Kicks, punches, pratfalls, head smacks, tumbles and free falls galore: a parade of pain dominates Kung Fu Panda, which forgoes the rigours of character development for lazy, bone-crunching mayhem. A few clever lines of dialogue give occasional respite from the cacophony and hint at genuine emotion, but the focus always returns to concussive superficiality.

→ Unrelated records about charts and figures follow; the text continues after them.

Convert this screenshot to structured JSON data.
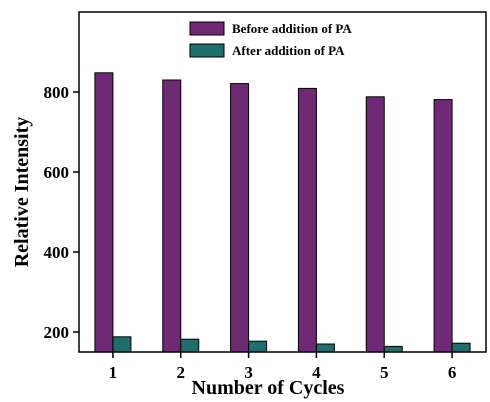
{
  "chart_data": {
    "type": "bar",
    "xlabel": "Number of Cycles",
    "ylabel": "Relative Intensity",
    "categories": [
      "1",
      "2",
      "3",
      "4",
      "5",
      "6"
    ],
    "ylim": [
      150,
      1000
    ],
    "yticks": [
      200,
      400,
      600,
      800
    ],
    "series": [
      {
        "name": "Before addition of PA",
        "color": "#6e2a74",
        "values": [
          848,
          830,
          821,
          809,
          788,
          781
        ]
      },
      {
        "name": "After addition of PA",
        "color": "#1e6e6e",
        "values": [
          188,
          182,
          177,
          170,
          164,
          172
        ]
      }
    ],
    "legend": "top-center",
    "grid": false
  }
}
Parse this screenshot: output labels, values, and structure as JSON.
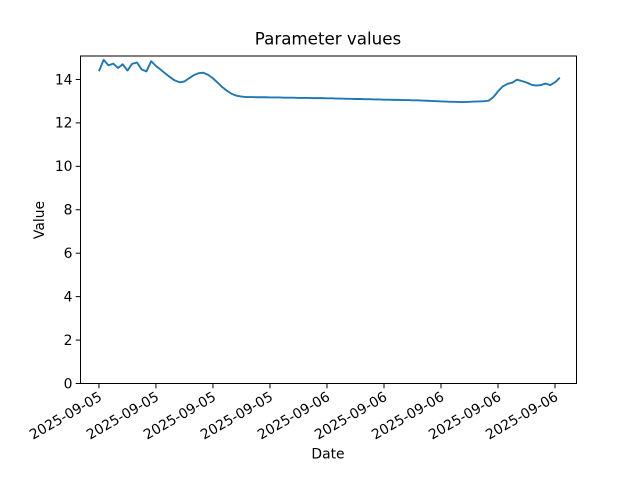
{
  "figure": {
    "background": "#ffffff"
  },
  "chart_data": {
    "type": "line",
    "title": "Parameter values",
    "xlabel": "Date",
    "ylabel": "Value",
    "grid": false,
    "legend": false,
    "line_color": "#1f77b4",
    "axis_color": "#000000",
    "x_start_hour": 12.0,
    "x_step_hours": 0.25,
    "values": [
      14.38,
      14.9,
      14.65,
      14.73,
      14.53,
      14.7,
      14.41,
      14.72,
      14.78,
      14.46,
      14.37,
      14.84,
      14.62,
      14.45,
      14.27,
      14.1,
      13.95,
      13.87,
      13.91,
      14.06,
      14.2,
      14.29,
      14.31,
      14.21,
      14.05,
      13.85,
      13.64,
      13.47,
      13.33,
      13.25,
      13.21,
      13.19,
      13.19,
      13.18,
      13.18,
      13.18,
      13.17,
      13.17,
      13.17,
      13.16,
      13.16,
      13.16,
      13.15,
      13.15,
      13.15,
      13.14,
      13.14,
      13.14,
      13.13,
      13.13,
      13.12,
      13.12,
      13.11,
      13.11,
      13.1,
      13.1,
      13.09,
      13.09,
      13.08,
      13.08,
      13.07,
      13.07,
      13.06,
      13.06,
      13.05,
      13.05,
      13.04,
      13.04,
      13.03,
      13.02,
      13.01,
      13.0,
      12.99,
      12.98,
      12.97,
      12.97,
      12.96,
      12.96,
      12.97,
      12.98,
      12.99,
      13.0,
      13.02,
      13.18,
      13.45,
      13.68,
      13.8,
      13.85,
      13.99,
      13.93,
      13.86,
      13.76,
      13.72,
      13.74,
      13.81,
      13.74,
      13.87,
      14.08
    ],
    "x_ticks": {
      "hours": [
        12,
        15,
        18,
        21,
        24,
        27,
        30,
        33,
        36
      ],
      "labels": [
        "2025-09-05",
        "2025-09-05",
        "2025-09-05",
        "2025-09-05",
        "2025-09-06",
        "2025-09-06",
        "2025-09-06",
        "2025-09-06",
        "2025-09-06"
      ]
    },
    "y_ticks": [
      0,
      2,
      4,
      6,
      8,
      10,
      12,
      14
    ],
    "xlim_hours": [
      11.03,
      37.13
    ],
    "ylim": [
      0,
      15.08
    ]
  }
}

The half-hearted attempt at a story focuses on Po (Black), a softheaded, soft-bellied panda who dreams of being worthy enough to battle alongside the Furious Five - not Grandmaster Flash's rap posse but a quintet of fearsome martial artists. Each hopes to be chosen as the Dragon Warrior, a legendary fighter entrusted with the ancient secrets of the much-heralded Dragon Scroll. A firecracker blunder catapults Po smack into a celebrated selection process, where he becomes the Chosen One. An accident, you say? "There are no accidents," calmly insists ancient turtle Oogway (Randall Duk Kim), who apparently invented kung fu and doles out wisdom like fortune cookies.
The animation veers from dazzling (particularly in an opening sequence deeply indebted to Genndy Tartakovsky's wildly superior cartoon saga, Samurai Jack) to merely mechanical, showing only sporadic visual flair but, like much of the movie, otherwise content to revel in its conventional invention.